Ich musste mich einfach einschalten, neulich im Buchladen. Wo eine Kundin an der Kasse heftig über die hohen Parkhausgebühren schimpfte. Meine ungefragt vorgetragene persönliche These, die Kosten fürs Autofahren seien noch viel zu gering, kam da natürlich nicht sonderlich gut an. Zumal ich den Hinweis meiner Gesprächspartnergnerin, sie müsse täglich zwischen zwei Orten mitten in Stuttgart und ihrem Zuhause in Fellbach hin- und herpendeln, gerade nicht als Begründung für die Angewiesenheit aufs Auto gelten ließ, sondern vielmehr zum triftigen Argument für die Nutzung des öffentlichen Nahverkehrs umfunktionierte …

Parken nur für Reiche, das wäre in der Tat ein Problem. Wer auf den individuellen fahrbaren Untersatz angewiesen ist, sollte ausreichend entlastet werden. Aber davon abgesehen sehe ich in Marcus Rohwetters Prognosen für die Parkraumbewirtschaftung der Zukunft kein Horrorszenario (so die Schwierigkeiten mit dem Datenschutz nicht überborden). Parkraum ist eben wertvoll. Und hat seinen Preis.

 

Ein Kommentar zu “Preis-Wert”

  1. Steffen meint:

    Gott sei Dank kennen wir das Problem nicht!!!

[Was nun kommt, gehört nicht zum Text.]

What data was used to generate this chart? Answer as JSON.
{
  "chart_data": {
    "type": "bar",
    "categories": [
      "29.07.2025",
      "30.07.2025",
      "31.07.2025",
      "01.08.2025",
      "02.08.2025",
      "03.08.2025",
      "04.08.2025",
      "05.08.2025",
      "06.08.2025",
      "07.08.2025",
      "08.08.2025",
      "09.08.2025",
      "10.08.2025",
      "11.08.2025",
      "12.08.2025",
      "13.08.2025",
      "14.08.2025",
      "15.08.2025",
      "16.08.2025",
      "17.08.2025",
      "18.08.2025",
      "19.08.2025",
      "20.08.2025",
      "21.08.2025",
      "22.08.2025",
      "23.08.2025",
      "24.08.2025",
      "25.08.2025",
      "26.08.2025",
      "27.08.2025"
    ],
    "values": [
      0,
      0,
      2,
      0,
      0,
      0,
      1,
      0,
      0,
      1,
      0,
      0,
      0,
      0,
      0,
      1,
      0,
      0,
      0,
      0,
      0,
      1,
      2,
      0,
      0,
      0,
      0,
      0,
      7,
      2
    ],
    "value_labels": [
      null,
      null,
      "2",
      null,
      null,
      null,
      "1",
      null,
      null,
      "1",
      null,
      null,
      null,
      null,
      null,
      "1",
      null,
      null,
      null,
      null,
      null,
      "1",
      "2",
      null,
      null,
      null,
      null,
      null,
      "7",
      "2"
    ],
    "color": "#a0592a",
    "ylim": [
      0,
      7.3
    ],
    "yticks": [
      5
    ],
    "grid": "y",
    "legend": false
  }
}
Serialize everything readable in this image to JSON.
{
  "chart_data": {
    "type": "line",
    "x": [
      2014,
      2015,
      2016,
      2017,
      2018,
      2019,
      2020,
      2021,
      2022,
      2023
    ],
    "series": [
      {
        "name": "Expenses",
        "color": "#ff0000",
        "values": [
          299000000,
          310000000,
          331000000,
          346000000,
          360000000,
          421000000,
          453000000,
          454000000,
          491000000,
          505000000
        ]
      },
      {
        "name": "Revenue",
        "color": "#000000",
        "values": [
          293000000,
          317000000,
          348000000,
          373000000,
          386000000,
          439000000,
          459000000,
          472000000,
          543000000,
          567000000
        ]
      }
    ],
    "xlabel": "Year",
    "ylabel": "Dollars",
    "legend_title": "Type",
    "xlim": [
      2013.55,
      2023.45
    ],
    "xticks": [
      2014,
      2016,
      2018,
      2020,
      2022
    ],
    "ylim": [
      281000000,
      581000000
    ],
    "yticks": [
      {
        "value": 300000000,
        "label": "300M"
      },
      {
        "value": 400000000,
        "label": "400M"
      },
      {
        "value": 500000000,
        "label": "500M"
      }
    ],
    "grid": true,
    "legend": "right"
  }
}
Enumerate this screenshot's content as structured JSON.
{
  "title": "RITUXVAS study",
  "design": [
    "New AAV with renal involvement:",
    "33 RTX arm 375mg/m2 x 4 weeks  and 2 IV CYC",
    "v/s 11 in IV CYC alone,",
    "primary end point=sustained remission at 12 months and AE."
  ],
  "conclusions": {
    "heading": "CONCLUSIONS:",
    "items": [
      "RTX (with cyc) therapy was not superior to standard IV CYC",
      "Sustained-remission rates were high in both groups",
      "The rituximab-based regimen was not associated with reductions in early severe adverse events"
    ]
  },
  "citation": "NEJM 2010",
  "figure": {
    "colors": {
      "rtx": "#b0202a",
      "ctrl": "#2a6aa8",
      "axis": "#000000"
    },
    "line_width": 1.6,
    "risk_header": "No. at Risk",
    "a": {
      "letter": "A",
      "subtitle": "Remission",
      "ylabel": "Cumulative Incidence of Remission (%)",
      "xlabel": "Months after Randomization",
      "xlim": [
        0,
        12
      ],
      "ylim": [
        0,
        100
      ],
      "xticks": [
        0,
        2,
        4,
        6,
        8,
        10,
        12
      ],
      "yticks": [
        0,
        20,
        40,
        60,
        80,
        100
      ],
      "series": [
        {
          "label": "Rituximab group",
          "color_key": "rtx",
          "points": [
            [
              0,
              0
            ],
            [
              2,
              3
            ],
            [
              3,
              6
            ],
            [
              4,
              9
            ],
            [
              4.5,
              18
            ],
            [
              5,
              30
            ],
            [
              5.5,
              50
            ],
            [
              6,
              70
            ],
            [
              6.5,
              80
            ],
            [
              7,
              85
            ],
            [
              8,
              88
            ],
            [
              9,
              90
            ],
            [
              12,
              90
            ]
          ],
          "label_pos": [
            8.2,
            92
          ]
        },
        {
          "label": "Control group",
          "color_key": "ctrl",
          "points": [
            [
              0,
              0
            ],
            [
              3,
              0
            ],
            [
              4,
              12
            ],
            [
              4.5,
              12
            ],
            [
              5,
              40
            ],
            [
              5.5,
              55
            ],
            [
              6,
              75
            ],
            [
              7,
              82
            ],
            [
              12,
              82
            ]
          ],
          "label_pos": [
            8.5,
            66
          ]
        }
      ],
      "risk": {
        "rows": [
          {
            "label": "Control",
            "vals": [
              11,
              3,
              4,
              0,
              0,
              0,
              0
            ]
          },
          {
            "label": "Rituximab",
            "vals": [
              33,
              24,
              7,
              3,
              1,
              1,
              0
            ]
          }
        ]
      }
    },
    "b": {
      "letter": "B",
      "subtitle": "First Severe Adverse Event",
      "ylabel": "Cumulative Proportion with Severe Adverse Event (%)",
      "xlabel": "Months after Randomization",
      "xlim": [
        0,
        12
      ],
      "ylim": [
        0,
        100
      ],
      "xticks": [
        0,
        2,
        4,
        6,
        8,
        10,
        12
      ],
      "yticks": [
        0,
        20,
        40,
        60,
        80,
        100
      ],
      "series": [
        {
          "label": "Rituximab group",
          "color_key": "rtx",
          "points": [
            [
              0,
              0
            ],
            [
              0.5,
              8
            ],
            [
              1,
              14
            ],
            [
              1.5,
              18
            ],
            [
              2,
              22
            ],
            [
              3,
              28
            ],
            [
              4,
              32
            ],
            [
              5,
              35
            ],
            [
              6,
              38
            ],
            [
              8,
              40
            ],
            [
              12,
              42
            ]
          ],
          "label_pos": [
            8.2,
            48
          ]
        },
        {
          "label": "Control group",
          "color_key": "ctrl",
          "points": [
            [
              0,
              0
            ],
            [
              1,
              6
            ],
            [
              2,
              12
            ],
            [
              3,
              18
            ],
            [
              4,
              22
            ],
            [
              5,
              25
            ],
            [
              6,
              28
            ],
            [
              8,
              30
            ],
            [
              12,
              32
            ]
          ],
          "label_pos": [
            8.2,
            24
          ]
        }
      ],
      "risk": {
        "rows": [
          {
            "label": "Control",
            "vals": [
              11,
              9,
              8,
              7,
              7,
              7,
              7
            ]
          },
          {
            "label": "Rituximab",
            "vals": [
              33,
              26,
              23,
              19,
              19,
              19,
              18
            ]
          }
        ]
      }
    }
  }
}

    Aber: Ja, wer unbedingt mit dem geliebten Auto in die Innenstadt will, der soll auch zahlen.
    Mich erstaunen die Schlangen an den Parkhäusern, die unmittelbar im Zentrum liegen. Die weiter weg sind leer und billiger. Es gibt also genug Geld dafür und weil das so ist, wird das nat. auch abgezockt.
    Wenn ich schon mal in die Stadt MUSS, dann genieße ich doch wenigstens einen Spaziergang vom weiter entfernten (und billigeren) Parkhaus.
    Und ich bin -weiß Gott- kein Autogegner.
    Und wenn ich das immer MÜSSTE, dann gibt es gerade da ja jede Menge Alternativen. (Fahrräder, Busse, Bahnen etc.)
    Sicher ist es der “gesunde” Mix, der auch da notwendig ist.